Francis was referring to the NATO member states’ 2014 pledge to spend no less than two percent of national GDP on defense, of which at least 20 percent should go to major equipment, including research and development. At the time only three countries have met the two percent target. However, Vladimir Putin’s invasion of Ukraine has led to several countries, including Italy, saying they will meet the mark by 2024.
As a footnote, Putin’s administration has said many times that he is ready to go to war with any country that tries to join NATO, or with any NATO allies if any of them actually send troops to Ukraine.
Faced with the reality of more weapons and a victorious-versus-defeated mentality, Francis urged women to form a “new perspective,” from a logic that begins from the culture of care. “You can change the system,” he told them.
The pope said that he wanted to speak about this perspective with them because “women are the protagonists of this change of course, of this conversion. As long as they are not homologated by the prevailing power system.”

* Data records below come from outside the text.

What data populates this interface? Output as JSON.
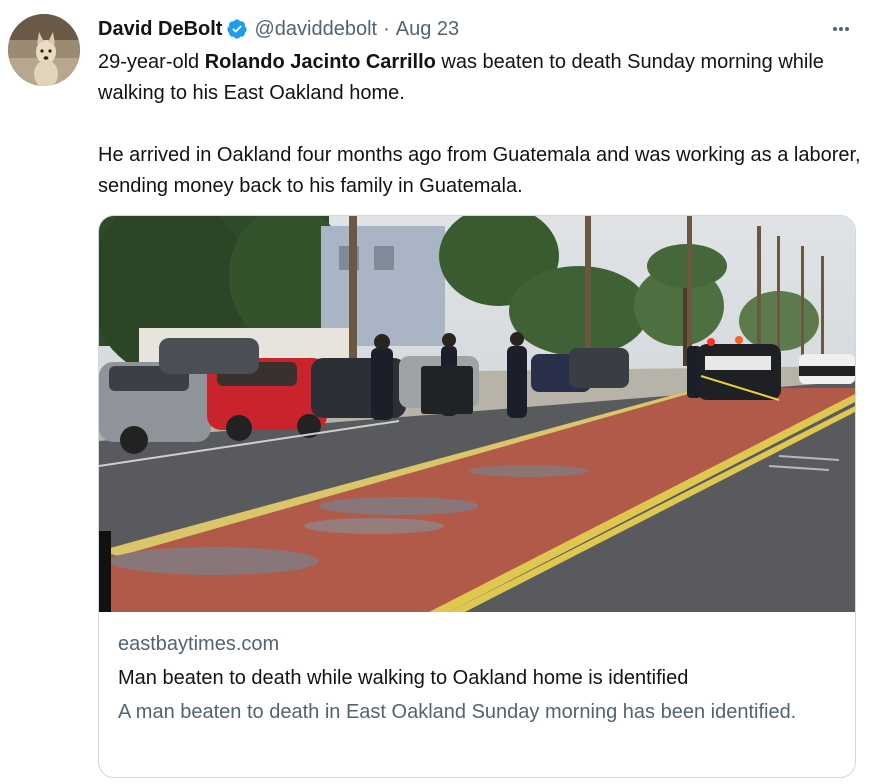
{
  "tweet": {
    "author_name": "David DeBolt",
    "handle": "@daviddebolt",
    "separator": "·",
    "date": "Aug 23",
    "avatar_icon": "dog-photo-avatar",
    "verified_icon": "verified-badge-icon",
    "verified_color": "#1d9bf0",
    "more_icon": "more-options-icon",
    "text": {
      "p1_prefix": "29-year-old ",
      "p1_bold": "Rolando Jacinto Carrillo",
      "p1_suffix": " was beaten to death Sunday morning while walking to his East Oakland home.",
      "p2": "He arrived in Oakland four months ago from Guatemala and was working as a laborer, sending money back to his family in Guatemala."
    }
  },
  "link_card": {
    "image_alt_icon": "street-crime-scene-photo",
    "domain": "eastbaytimes.com",
    "title": "Man beaten to death while walking to Oakland home is identified",
    "description": "A man beaten to death in East Oakland Sunday morning has been identified."
  },
  "colors": {
    "text_primary": "#0f1419",
    "text_secondary": "#536471",
    "border": "#cfd9de"
  }
}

To bring the point home, he quoted the “Message to Women” that Pope Paul VI penned at the end of the Second Vatican Council.
“The hour is coming, in fact has come, when the vocation of woman is being achieved in its fullness, the hour in which woman acquires in the world an influence, an effect and a power never hitherto achieved,” the sainted pope wrote in 1968. “That is why, at this moment when the human race is undergoing so deep a transformation, women impregnated with the spirit of the Gospel can do so much to aid mankind in not falling.”
According to Francis, the prophetic force of this expression is “striking” because women today, by “acquiring power in society” can change the system, if they succeed “in converting power from the logic of domination to that of service, of care.”